By chance, scientists had placed sensors measuring water depth in the fjord two weeks before the landslide. “That was also pure chance,” Svennevig said. “They were swimming under a glacier and a mountain that they didn’t know was about to collapse.”

A key part of figuring out the cause of the seismic event was modeling the tsunami and comparing it with measurements. “Our model predicted an oscillation of exactly the same period—90 seconds—which is amazing, as was the height of the tsunami, and the waves decayed in exactly the same way as the seismic signals. It was a moment of revelation.”

Prof Anne Mangeney, a landslide modeller at the Institut de Physique du Globe de Paris in France, who was part of the team, said: “This exceptional, long-duration tsunami challenged the classical models we had previously used to simulate just a few hours of tsunami propagation – we had to move to an unprecedentedly high numerical resolution. This opens up new possibilities for tsunami modelling.”
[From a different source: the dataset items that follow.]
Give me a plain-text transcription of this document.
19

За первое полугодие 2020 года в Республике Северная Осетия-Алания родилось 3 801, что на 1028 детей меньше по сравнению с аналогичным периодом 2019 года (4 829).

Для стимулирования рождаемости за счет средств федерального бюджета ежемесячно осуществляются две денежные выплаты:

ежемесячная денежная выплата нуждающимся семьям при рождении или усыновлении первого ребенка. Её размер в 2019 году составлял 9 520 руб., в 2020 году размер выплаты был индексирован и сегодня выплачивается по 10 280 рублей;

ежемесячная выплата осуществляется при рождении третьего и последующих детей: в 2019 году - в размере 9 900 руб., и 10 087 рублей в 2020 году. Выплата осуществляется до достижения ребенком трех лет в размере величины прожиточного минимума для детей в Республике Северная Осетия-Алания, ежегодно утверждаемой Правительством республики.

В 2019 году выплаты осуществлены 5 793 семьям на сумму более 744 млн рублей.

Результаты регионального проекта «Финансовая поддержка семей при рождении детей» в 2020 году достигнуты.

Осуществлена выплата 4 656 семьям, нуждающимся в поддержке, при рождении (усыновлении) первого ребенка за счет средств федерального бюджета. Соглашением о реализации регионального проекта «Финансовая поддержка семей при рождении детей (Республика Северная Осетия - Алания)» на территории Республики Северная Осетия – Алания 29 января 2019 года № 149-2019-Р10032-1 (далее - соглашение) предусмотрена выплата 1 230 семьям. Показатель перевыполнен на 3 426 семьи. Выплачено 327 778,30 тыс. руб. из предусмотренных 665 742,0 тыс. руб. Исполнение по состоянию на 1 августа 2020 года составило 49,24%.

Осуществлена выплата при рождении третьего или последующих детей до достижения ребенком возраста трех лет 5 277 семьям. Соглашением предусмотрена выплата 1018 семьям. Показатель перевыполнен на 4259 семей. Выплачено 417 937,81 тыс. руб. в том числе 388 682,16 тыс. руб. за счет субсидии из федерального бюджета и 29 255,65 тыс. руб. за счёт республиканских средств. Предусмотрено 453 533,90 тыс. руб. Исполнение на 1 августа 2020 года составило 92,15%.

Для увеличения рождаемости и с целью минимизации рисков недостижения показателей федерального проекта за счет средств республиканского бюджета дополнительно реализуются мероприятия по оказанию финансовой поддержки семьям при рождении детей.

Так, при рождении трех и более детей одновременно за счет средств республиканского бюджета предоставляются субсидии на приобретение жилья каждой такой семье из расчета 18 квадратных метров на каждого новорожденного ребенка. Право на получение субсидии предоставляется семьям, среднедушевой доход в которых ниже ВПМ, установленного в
Such events will become more common as global temperatures continue to rise. “What’s more, for the first time we can clearly see that this event, driven by climate change, caused global tremors beneath our feet, everywhere in the world,” Mangeney said. “These tremors traveled from Greenland to Antarctica in less than an hour. So we saw the impact of climate change all over the world in just an hour.”

Human impact on the planet has recently been proven by research showing that the reshaping of the Earth by the massive melting of polar ice has lengthened each day and caused the North and South Poles to shift. Other work has shown that carbon dioxide emissions are causing the stratosphere to shrink.